Ao longo da história da
humanidade notamos Deus agir de maneiras distintas. Marcião, um herege que
escreveu em meados do segundo século, afirmava que o Deus do antigo testamento não
era o mesmo do novo testamento. Ele defendia que o primeiro era mal,
inferior ao segundo. Esta interpretação equivocada de Marcião deve-se ao modo
distinto do agir de Deus ao longo do tempo.
A caminhada de Jesus por
este mundo foi marcada por inúmeros milagres. Ele curou cegos, paralíticos,
leprosos. Ressuscitou mortos, expulsou demônios, multiplicou pães, enfim, uma
quantidade indizível de milagres foram feitos por Jesus. E seus discípulos?
Eles também operaram diversos milagres em nome de Jesus.
Era necessário que Jesus
agisse desta forma para que se cumprisse o que fora profetizado no antigo
testamento.
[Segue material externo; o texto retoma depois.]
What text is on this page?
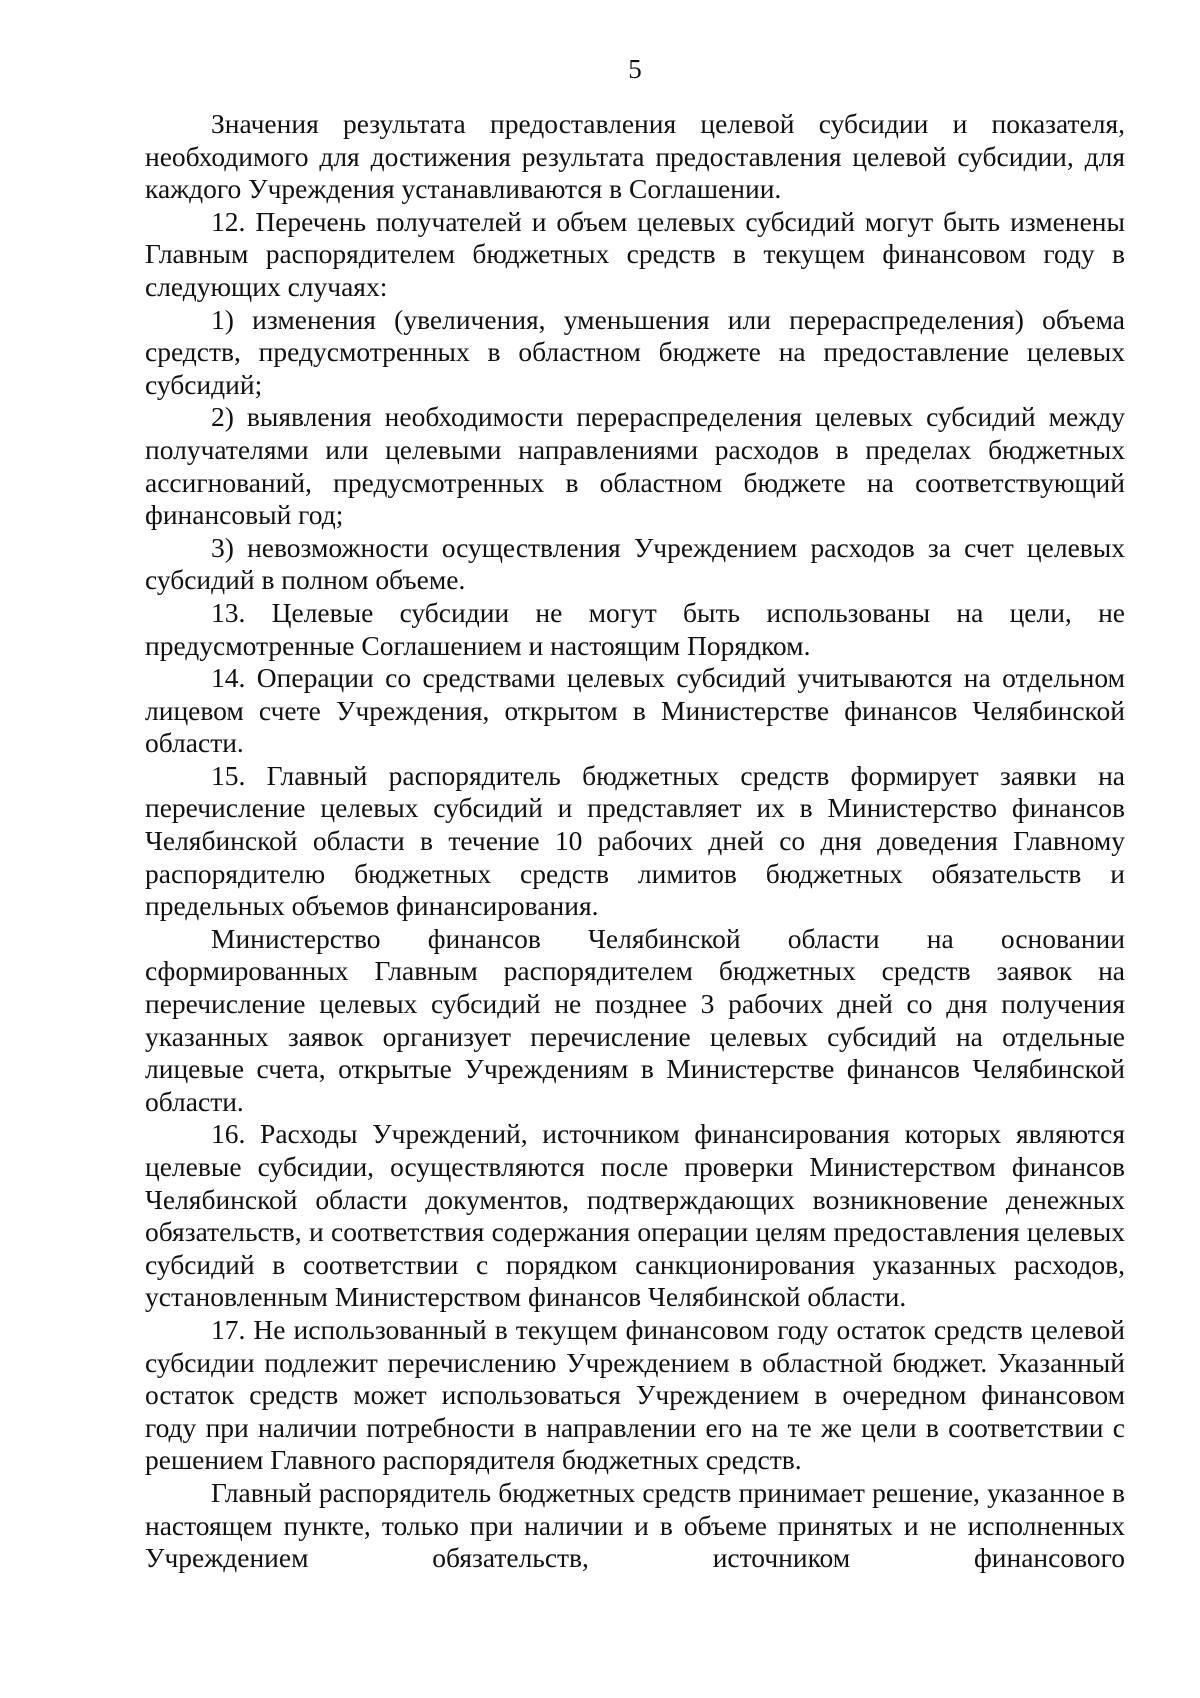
5

Значения результата предоставления целевой субсидии и показателя, необходимого для достижения результата предоставления целевой субсидии, для каждого Учреждения устанавливаются в Соглашении.

12. Перечень получателей и объем целевых субсидий могут быть изменены Главным распорядителем бюджетных средств в текущем финансовом году в следующих случаях:

1) изменения (увеличения, уменьшения или перераспределения) объема средств, предусмотренных в областном бюджете на предоставление целевых субсидий;

2) выявления необходимости перераспределения целевых субсидий между получателями или целевыми направлениями расходов в пределах бюджетных ассигнований, предусмотренных в областном бюджете на соответствующий финансовый год;

3) невозможности осуществления Учреждением расходов за счет целевых субсидий в полном объеме.

13. Целевые субсидии не могут быть использованы на цели, не предусмотренные Соглашением и настоящим Порядком.

14. Операции со средствами целевых субсидий учитываются на отдельном лицевом счете Учреждения, открытом в Министерстве финансов Челябинской области.

15. Главный распорядитель бюджетных средств формирует заявки на перечисление целевых субсидий и представляет их в Министерство финансов Челябинской области в течение 10 рабочих дней со дня доведения Главному распорядителю бюджетных средств лимитов бюджетных обязательств и предельных объемов финансирования.

Министерство финансов Челябинской области на основании сформированных Главным распорядителем бюджетных средств заявок на перечисление целевых субсидий не позднее 3 рабочих дней со дня получения указанных заявок организует перечисление целевых субсидий на отдельные лицевые счета, открытые Учреждениям в Министерстве финансов Челябинской области.

16. Расходы Учреждений, источником финансирования которых являются целевые субсидии, осуществляются после проверки Министерством финансов Челябинской области документов, подтверждающих возникновение денежных обязательств, и соответствия содержания операции целям предоставления целевых субсидий в соответствии с порядком санкционирования указанных расходов, установленным Министерством финансов Челябинской области.

17. Не использованный в текущем финансовом году остаток средств целевой субсидии подлежит перечислению Учреждением в областной бюджет. Указанный остаток средств может использоваться Учреждением в очередном финансовом году при наличии потребности в направлении его на те же цели в соответствии с решением Главного распорядителя бюджетных средств.

Главный распорядитель бюджетных средств принимает решение, указанное в настоящем пункте, только при наличии и в объеме принятых и не исполненных Учреждением обязательств, источником финансового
Vejamos o que diz o evangelho de Mateus:
E
Jesus, entrando em casa de Pedro, viu a sogra deste acamada, e com febre. E
tocou-lhe na mão, e a febre a deixou; e levantou-se, e serviu-os.
E,
chegada a tarde, trouxeram-lhe muitos endemoninhados, e ele com a sua palavra
expulsou deles os espíritos, e curou todos os que estavam enfermos;
Para que se cumprisse o
que fora dito pelo profeta Isaías, que diz: Ele tomou sobre si as nossas
enfermidades, e levou as nossas doenças. Mateus
8:14-17
Como sabemos, na época de
Jesus a Palavra de Deus não estava toda revelada e, portanto, os milagres
operados por Ele eram necessários para que Jesus fosse reconhecido como o
Messias esperado.
Encontramos ainda hoje
pessoas que pensam equivocadamente que a forma de Deus agir permanece a mesma
sempre. Há quem acredite nas armações que falsos profetas tramam para atrair
contribuintes para seu enriquecimento.
Ainda hoje Deus tem poder
para fazer as mesmas maravilhas que fez no passado. Ainda hoje Deus tem poder
para curar instantaneamente cegos, paralíticos e ressuscitar mortos. No
entanto, apesar de ter o mesmo poder, vivemos outro momento da história. A
Bíblia, que é a Palavra de Deus, já está completamente revelada e, portanto,
tal modo de agir não é mais necessário para que o Homem reconheça que Jesus é o
Messias, o salvador, aquele que tem poder para perdoar os pecados e nos dar uma
nova vida.
Os milagres de Jesus
descritos nas Escrituras nunca tiveram um fim em si mesmos, mas serviram para
demonstrar que Ele era o tão esperado Messias.
Deus é o mesmo ontem, hoje
e eternamente? Certamente, porém sua forma de agir difere ao longo da história.
Portanto, não se iluda com encenações de curas e outros “milagres” apresentados
por falsos profetas. Deus está interessado infinitamente mais com o que é
eterno: a sua alma, e muito menos com o seu corpo que em breve entrará em
decomposição e para o pó da terra voltará.